An occupational health nurse has won a landmark case for unfair dismissal over the issue of confidentiality.
A Leeds tribunal has found in favour of Tracey Cooke on the grounds of protected disclosure in a case that will have serious implications for OH staff instructed to disclose the contents of confidential documents on employees and potential employees.
While carrying out some paper screening for a prospective employee, she discovered the individual was a hepatitis B carrier. However, following further medical information, the individual was declared fit for the post. There were discrepancies over the declared sickness and absence on the application form and references, but after asking to see the individual again, Cooke still found that they were fit for work, and the individual concerned said they were prepared to meet with personnel to discuss the discrepancies.
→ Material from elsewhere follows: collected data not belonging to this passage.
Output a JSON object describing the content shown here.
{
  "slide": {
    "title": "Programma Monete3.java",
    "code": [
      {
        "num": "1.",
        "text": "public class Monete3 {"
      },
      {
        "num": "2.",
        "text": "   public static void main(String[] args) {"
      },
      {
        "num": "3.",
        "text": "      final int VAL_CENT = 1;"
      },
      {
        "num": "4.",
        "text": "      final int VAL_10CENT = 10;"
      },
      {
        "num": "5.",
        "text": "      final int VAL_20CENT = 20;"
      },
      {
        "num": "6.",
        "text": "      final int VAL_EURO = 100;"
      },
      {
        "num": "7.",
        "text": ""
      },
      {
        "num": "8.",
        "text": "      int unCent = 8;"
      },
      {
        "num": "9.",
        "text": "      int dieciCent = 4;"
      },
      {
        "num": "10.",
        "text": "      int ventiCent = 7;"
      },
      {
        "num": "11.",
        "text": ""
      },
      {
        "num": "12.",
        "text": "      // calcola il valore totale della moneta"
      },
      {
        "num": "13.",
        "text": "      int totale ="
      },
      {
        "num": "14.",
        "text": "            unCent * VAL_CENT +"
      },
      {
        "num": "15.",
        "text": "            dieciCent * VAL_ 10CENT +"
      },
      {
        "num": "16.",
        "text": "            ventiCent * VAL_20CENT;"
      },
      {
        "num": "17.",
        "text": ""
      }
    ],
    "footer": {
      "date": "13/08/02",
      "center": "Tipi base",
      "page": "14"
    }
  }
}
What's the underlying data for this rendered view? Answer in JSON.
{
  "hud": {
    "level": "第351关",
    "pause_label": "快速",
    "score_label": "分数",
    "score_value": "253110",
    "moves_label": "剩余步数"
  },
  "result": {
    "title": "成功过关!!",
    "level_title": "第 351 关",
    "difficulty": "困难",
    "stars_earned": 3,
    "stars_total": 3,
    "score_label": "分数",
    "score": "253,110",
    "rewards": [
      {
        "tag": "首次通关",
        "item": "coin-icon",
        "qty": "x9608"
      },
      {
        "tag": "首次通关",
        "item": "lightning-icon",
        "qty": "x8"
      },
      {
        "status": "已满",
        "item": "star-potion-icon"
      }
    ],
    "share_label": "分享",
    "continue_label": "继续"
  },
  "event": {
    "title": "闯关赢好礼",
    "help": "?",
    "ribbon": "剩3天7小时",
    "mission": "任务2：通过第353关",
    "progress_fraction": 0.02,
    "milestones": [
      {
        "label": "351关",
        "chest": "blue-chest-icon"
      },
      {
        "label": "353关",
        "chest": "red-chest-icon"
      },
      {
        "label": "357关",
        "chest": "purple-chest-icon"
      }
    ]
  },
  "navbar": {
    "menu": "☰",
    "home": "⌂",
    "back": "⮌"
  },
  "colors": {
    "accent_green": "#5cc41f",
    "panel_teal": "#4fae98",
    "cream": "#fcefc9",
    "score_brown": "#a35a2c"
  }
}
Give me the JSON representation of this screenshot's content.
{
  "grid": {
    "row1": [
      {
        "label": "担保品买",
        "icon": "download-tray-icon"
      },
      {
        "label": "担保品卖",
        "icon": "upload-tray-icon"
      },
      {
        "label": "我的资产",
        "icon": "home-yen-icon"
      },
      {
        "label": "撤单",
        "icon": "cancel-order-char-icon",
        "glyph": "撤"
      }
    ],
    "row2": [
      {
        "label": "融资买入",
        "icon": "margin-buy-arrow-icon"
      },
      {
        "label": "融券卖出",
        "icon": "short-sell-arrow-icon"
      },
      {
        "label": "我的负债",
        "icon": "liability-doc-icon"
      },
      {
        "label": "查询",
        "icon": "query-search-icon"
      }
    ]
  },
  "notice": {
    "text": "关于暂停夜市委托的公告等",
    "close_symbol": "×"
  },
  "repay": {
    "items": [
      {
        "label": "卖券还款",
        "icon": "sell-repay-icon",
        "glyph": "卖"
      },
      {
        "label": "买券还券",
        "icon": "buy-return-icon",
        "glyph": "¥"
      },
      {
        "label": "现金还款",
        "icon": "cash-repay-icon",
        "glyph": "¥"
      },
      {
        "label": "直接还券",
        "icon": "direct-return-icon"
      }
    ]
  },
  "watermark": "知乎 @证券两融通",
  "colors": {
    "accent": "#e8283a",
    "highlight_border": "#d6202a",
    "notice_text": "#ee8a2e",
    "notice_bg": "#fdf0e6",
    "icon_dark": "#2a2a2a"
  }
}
However, an HR manager called Cooke while she was out of the office and demanded to see the potential employee’s health screening form.
Although Cooke refused, citing the Nursing and Midwifery Council guidelines on confidentiality, the HR manager took the file and read the confidential medical information.
Within three months of this incident, Cooke was dismissed while she was off work with work-related stress.
Cooke took her former employers, West Yorkshire Probation Board, to court under the Employment Rights Act, with the Royal College of Nursing occupational health adviser, Carol Bannister, as her chief witness.
“The tribunal found that the principal reason for dismissal was because I made a protected disclosure,” Cooke said. “I felt I was being bullied and harassed to share information that I couldn’t.”